Artichokes prefer soil that is rich in nutrients and has a lot of organic matter. A slightly alkaline soil pH that ranges between 6.5 and 7.5 is ideal. Soil needs to have good drainage, otherwise the roots will rot, especially in colder climates.
Those who grow artichokes as perennials need to fix the area before planting to ensure they will continue growing in following years. Consider using raised beds if your soil is poor and not well drained. Make sure to plant them in rows that have at least 4 to 6 feet of separation. Larger plant will shade the smaller plants if you plant them too close.
Apply mulch on the soil to keep it cool around the plant, as excessive heat and hot soil will cause the plant to flower too fast. Composting will allow the plant to retain water in the summer and drain in the winter.
Artichokes need a lot of water, so you will need to water them constantly. Regular watering will keep the flower buds tender and fleshy, as well as encourage strong roots.
It is possible to grow artichoke in large containers that are 24 inches in diameter. Half whisky barrels work as well.
Pest and Diseases
This variety of thistle does not suffer from many pest problems. Slugs can attack young plants, especially if the weather is damp. If you see that your plant’s leaves are turning yellow, then it is best to reduce watering and transplant somewhere with more sun. Check leaves for grey mold (Botrytis) which is a common disease found in artichoke plants. Remove leaves as soon as you see them turn brown or grey since this fungus will spread. Use neem as a fungicide if necessary.
Aphids are another pest that can cause problems. Simply blast them off with a stream of water before they spread. Use neem oil or insecticidal soap for heavier infestations.
How to Harvest Artichokes
Artichoke buds usually start forming early in the summer. The center bud will mature first. Wait until it reaches a diameter of 3 inches before harvesting. Harvest when the bracts are still tightly folded and the bud is firm when handled. Use a gardening life to cut the stems about 1 to 3 inches from the base of the bud.

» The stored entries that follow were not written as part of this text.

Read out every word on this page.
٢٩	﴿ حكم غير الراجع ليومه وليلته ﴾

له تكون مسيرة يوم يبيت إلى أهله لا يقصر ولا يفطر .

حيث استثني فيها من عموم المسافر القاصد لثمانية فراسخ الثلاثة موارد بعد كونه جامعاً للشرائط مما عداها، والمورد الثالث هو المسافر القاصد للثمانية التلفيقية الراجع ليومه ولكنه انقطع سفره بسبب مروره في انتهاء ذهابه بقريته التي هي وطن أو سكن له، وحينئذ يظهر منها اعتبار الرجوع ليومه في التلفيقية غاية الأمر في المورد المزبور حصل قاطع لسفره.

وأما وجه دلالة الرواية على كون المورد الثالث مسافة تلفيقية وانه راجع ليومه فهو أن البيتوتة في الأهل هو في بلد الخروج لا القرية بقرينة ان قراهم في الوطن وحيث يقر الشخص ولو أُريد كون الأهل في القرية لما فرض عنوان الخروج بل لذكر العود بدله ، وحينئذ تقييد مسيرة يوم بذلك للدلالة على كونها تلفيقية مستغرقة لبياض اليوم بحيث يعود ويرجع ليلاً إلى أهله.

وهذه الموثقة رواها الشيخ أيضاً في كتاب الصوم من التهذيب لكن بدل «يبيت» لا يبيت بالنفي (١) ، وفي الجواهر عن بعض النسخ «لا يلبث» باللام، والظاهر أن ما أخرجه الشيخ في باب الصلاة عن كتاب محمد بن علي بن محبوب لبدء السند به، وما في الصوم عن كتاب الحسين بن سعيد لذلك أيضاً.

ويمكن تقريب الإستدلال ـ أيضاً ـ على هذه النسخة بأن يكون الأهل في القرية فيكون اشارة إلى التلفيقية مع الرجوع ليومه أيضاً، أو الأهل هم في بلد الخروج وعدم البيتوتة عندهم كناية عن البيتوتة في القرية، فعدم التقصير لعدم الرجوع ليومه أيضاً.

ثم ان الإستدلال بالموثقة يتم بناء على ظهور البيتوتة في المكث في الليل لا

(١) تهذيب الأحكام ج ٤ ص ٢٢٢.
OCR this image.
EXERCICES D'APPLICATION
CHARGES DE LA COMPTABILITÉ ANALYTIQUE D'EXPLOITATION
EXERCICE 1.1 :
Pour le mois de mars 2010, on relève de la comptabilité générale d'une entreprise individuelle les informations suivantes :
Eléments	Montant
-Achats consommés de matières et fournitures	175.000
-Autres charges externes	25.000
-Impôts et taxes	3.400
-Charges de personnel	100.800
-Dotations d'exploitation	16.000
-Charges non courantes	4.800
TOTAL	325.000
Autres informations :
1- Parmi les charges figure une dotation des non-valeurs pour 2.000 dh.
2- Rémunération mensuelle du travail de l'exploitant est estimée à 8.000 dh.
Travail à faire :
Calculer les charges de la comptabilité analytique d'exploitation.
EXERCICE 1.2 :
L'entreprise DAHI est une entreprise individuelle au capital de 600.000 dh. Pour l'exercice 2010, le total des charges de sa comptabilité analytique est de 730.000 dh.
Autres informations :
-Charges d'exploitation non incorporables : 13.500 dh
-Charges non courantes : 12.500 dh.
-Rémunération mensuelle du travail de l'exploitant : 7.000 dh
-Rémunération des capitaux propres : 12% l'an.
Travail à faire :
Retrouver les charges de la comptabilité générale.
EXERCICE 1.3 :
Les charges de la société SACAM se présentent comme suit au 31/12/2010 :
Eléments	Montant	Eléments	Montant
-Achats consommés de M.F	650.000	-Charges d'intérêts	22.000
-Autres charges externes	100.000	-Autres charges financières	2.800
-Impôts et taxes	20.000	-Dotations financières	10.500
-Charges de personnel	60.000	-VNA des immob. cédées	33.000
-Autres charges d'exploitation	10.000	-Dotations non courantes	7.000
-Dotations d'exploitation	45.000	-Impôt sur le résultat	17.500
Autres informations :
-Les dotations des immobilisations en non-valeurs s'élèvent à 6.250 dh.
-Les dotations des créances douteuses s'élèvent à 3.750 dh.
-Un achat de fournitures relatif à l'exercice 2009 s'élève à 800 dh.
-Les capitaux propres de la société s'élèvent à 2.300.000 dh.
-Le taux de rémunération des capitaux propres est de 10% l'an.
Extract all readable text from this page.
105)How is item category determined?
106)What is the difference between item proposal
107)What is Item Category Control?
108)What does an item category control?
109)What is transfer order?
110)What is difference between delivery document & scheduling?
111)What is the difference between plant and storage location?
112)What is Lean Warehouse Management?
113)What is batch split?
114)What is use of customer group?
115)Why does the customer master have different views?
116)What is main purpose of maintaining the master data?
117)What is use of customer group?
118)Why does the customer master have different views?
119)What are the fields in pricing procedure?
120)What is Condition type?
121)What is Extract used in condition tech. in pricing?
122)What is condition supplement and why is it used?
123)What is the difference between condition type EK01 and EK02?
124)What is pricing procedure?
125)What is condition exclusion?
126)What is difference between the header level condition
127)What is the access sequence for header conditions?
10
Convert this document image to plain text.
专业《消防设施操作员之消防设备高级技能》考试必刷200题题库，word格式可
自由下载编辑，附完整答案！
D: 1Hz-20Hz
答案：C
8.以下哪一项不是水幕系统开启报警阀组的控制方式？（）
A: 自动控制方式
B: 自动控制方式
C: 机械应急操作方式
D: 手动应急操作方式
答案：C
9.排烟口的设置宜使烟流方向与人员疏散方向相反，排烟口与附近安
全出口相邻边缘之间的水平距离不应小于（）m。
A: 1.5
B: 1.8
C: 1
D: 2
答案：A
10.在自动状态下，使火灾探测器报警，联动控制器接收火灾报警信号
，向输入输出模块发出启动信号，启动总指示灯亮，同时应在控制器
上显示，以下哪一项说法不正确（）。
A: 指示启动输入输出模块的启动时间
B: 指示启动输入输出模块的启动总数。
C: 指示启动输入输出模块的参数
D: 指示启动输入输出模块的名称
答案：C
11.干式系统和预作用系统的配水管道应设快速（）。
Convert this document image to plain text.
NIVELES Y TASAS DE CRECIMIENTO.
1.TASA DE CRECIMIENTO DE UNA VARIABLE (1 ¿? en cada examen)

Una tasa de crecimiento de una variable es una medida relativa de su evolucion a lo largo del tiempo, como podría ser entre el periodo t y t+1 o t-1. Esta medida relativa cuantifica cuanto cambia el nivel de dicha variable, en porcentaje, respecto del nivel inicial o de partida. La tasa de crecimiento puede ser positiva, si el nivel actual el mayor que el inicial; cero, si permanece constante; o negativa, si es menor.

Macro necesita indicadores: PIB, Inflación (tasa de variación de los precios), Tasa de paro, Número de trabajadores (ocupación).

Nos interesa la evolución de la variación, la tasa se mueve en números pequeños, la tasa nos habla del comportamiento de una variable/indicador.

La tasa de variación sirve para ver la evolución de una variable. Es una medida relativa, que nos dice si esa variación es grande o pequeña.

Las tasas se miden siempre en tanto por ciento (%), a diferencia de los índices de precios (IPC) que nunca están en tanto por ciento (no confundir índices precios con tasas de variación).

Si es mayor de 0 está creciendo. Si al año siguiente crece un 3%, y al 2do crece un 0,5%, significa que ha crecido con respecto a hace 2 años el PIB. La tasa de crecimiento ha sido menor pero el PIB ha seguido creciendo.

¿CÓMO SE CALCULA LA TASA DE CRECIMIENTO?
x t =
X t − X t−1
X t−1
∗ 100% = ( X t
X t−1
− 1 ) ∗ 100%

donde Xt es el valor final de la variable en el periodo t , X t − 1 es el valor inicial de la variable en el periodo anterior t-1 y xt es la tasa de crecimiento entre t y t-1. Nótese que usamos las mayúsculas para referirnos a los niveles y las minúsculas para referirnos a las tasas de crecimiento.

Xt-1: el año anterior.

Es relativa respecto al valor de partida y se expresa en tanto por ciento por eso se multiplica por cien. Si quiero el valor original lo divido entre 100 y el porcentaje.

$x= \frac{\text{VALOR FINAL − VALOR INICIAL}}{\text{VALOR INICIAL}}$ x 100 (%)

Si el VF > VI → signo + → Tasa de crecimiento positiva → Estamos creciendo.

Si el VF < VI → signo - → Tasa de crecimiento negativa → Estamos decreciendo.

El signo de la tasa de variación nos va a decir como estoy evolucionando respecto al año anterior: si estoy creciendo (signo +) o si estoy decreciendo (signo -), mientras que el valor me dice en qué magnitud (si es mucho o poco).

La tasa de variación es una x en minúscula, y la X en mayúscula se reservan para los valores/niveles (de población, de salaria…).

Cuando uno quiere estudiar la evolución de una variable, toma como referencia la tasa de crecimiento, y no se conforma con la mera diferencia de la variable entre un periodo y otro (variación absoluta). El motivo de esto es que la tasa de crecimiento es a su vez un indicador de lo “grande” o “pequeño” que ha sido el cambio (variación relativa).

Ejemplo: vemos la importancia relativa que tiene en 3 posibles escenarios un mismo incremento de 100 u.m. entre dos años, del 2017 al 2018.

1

The plant will start to produce smaller buds once the central bud is harvested. These should be cut when they reach between 1 to 3 inches in diameter. Smaller buds are known to be more tender and flavorful. Harvest before buds open, otherwise they will turn into beautiful purple flowers in your garden. These flowers attract pollinators and can be used for seeds once the blooms have dried.
Trim the top third of the artichoke bud with a serrated knife and remove the two outer layers of leaves. Cut off the stem or peel it with a knife and trim the sharp ends of the remaining outer leaf. After this you can eat your buds.
Dunk the buds in water with lemon juice to prevent them from oxidizing. You can also place them in boiling water for 10 minutes, then drain them. Cut them in half and place them in the freezer or in the fridge with a few drops of water in an airtight container or bag. They will last about a week in the refrigerator.
Don’t forget to prune your plants after harvesting to prepare them for the winter months. Cut the artichoke stem down to a few inches above the soil and mulch.